K-contact Distance for Noisy Nonhomogeneous Spatial Point Data and Application to Repeating Fast Radio Burst Sources
Amanda M. Cook · Oct 10, 2025
Date: 2025-10-10
Time: 15:30-16:30 (Montreal time)
Location: In person, Burnside 1104
https://mcgill.zoom.us/j/81986712072
Meeting ID: 819 8671 2072
Passcode: None
Abstract:
In this talk, I’ll introduce an approach to analyze nonhomogeneous Poisson processes (NHPP) observed with noise which focuses on previously unstudied second-order characteristics of the noisy process. Utilizing a hierarchical Bayesian model with noisy data, we first estimate hyperparameters governing a physically motivated NHPP intensity. Leveraging the posterior distribution, we then infer the probability of detecting a certain number of events within a given radius, the $k$-contact distance. This methodology is demonstrated by its motivating application: observations of fast radio bursts (FRBs) detected by the Canadian Hydrogen Intensity Mapping Experiment’s FRB Project (CHIME/FRB). The approach allows us to identify repeating FRB sources by computing the probability of observing $k$ physically independent sources within some radius in the detection domain, or the probability of coincidence ($P_C$).
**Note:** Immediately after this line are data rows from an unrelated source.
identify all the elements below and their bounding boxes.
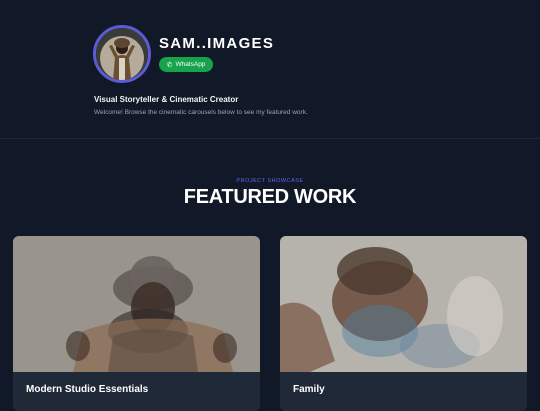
- profile-name: SAM..IMAGES: [159, 35, 275, 52]
- project-card[interactable]: Family: [280, 236, 527, 411]
- whatsapp-label: WhatsApp: [175, 61, 206, 68]
- tagline: Visual Storyteller & Cinematic Creator: [94, 95, 239, 104]
- card-title: Family: [293, 384, 325, 395]
- avatar-photo: [96, 28, 148, 80]
- welcome-text: Welcome! Browse the cinematic carousels …: [94, 109, 308, 116]
- section-title: FEATURED WORK: [183, 186, 357, 208]
- project-card-image: [13, 236, 260, 372]
- card-title: Modern Studio Essentials: [26, 384, 149, 395]
- profile-header: SAM..IMAGES ✆ WhatsApp Visual Storytelle…: [0, 0, 540, 139]
- project-card-image: [280, 236, 527, 372]
- section-eyebrow: PROJECT SHOWCASE: [236, 178, 304, 184]
- project-card[interactable]: Modern Studio Essentials: [13, 236, 260, 411]
- avatar[interactable]: [93, 25, 151, 83]
- whatsapp-button[interactable]: ✆ WhatsApp: [159, 57, 213, 72]
- whatsapp-icon: ✆: [166, 61, 173, 69]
Applied, the new methodology improves the repeater detection $P_C$, in 86% of cases when applied to the largest sample of previously classified observations, with a median improvement factor (existing metric over $P_C$ from our methodology) of ~ 3000. Throughout the talk, I will provide the necessary astrophysical context to motivate the application and highlight some of the other active statistical problems in FRB science.